El jugador, de Fiódor Dostoievski (Sexto Piso) Ilustraciones de Efealcuadrado. Traducción de Rafael Torres | por Almudena Muñoz
Su leyenda ha impuesto la lectura e interpretación de El jugador como un espejismo autobiográfico: como sucede con los autores más afamados por entrelazar vida y obra, en el caso de Dostoievski es difícil que ese puente sea otra cosa que la tabla oscilante que media entre el océano y el barco. Así, más que como una novela corta que encuentra inspiración en las adicciones del escritor, el relato representa ante todo la adicción misma. La forma en que Dostoievski no puede (ni quiere) dejar de sentir el mareo, abrazado de pies y manos a esa plancha que tiembla. El jugador no es un sustantivo general que esconde un problema personal concreto, sino la ficha repleta de mellas y roces, el billete doblado una y mil veces, el doblón dorado que se tiende al lector para que durante unas horas o unos días comparta las sensaciones del autor cuando pisa un casino.
Como puede anticiparse antes incluso de abrir el libro, las impresiones de quien narra y de quien lee serán bien distintas. El atractivo del vicio, envuelto en las tapas encarnadas del que lo cultiva cada día y sin remordimiento, en contraste con la grisura que capta alguien ajeno al oropel de las mesas de apuestas. Quien sólo va entreviendo monigotes, de indiferenciables contornos masculinos y femeninos, como recogen esas ilustraciones casi simbolistas, en las que las mujeres pasean bajo correa a hombres con chistera. Dostoievski escribió la novela mediante el mismo sistema con que se sentaría frente a una pequeña montaña de monedas, variando las cantidades destinadas al rojo y al negro, sacrificando la lucidez y el sueño hasta ver por lo menos doblada su fortuna. El mes que necesitó para completar esta historia equivale a un denso periodo de desintoxicación que, a su vez, muestra todos los síntomas de la enfermedad, a la espera de obtener más dinero del editor para subsanar las deudas y la más que probable futura continuidad de su vicio. Porque, como es costumbre en su obra, la neurosis ostenta el cetro de mando y la moral es un reino siempre observado de lejos, sin detenerse a evaluar sus medidas ni a valorar el estado de sus tierras. El jugador, que es Alekséi Ivánovich y es Dostoievski, fanfarronea sin sentirse avergonzado o empequeñecido por esas otras criaturas mediocres, de diversas procedencias sociales, que sólo apuestan a motivaciones egoístas y no a una narrativa epatante.
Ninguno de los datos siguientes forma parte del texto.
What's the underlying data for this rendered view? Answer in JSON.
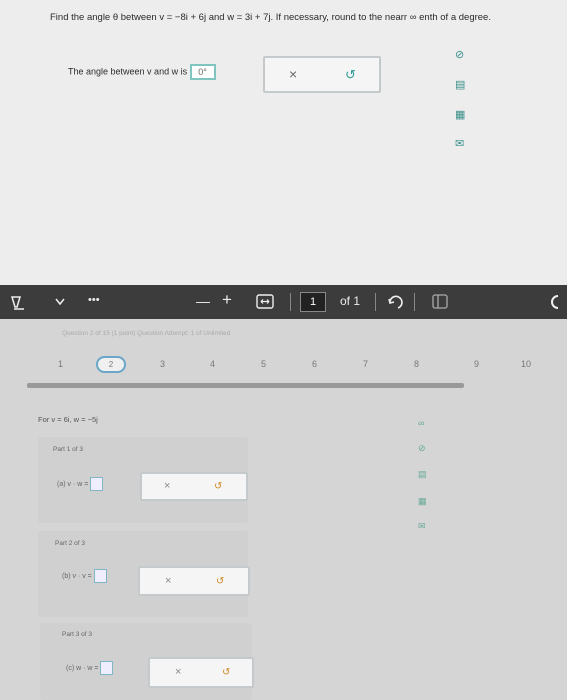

Ruletemburgo, ficticia ciudad alemana, es la gran broma de las metáforas que carecen de sutileza en esta confesión disparada. Los hechos dan de codazos a unos atisbos de poesía mermados, prácticamente ausentes en los escritos de Dostoievski, que escribe como si deslizara los dedos por los muros grimosos de una casa podrida. Curiosamente, el azar es lo que no parece regir al relato, calculado y frío desde su propio destino fatal profetizado; desde el instante en que es concebido como un juego rápido en una esquina indigna. La disección de los demás individuos y la incapacidad de aplicarla a la voz misma del narrador, al menos de manera directa, es el hilo que mantiene en pie una escritura apresurada, que inspira una lectura febril como el de quien cae rendido a la ludopatía apoyada en el dinero de otros. Y, sin embargo, si algo suscribe El jugador es la importancia de la experiencia en primera persona, como de la narración confesional que más atenaza a Dostoievski: no hay punto de comparación entre jugar con el patrimonio de uno o de un tercero, y esta misma filosofía hedonista traslada el escritor a su obra, y el protagonista al amor.
Sucede que, en el meridiano de la acción, irrumpe un personaje inaudito, empapado de una personalidad y mirada irónicas y cómicas, más parecido al retrato rural que haría Gógol. Se trata del villano, la salvadora, el monstruo: la babulinka. Una anciana de quien dependen todas las variables del relato, y que lanza al aire como si la intriga fuese algo realmente posible en el mundo siempre sujeto a probabilidades cerradas de Dostoievski. Durante unos capítulos, la novela se agita como un tarro vuelto del revés, como el autor adicto quizá arrepentido, quizá deseoso por reemprender su vicio, en todo caso loco, exacerbado, desentendido del asombro ante la vida. Por un instante, parece que Dostoievski desconoce la vereda de su historia, y eso abre un caudal de múltiples desenlaces, de ficción más grande que la realidad, de pequeño palacio hechizado en una ciudad inventada llena de hoteles de lujo, carrozas, aristócratas y casinos ronroneantes… Antes de que su puño atronador revele cómo la ruleta ha estado amañada desde el principio, lista para despistar al lector, quizá al propio autor, y revelarle que, en definitiva, en la vida no hay escapismo posible.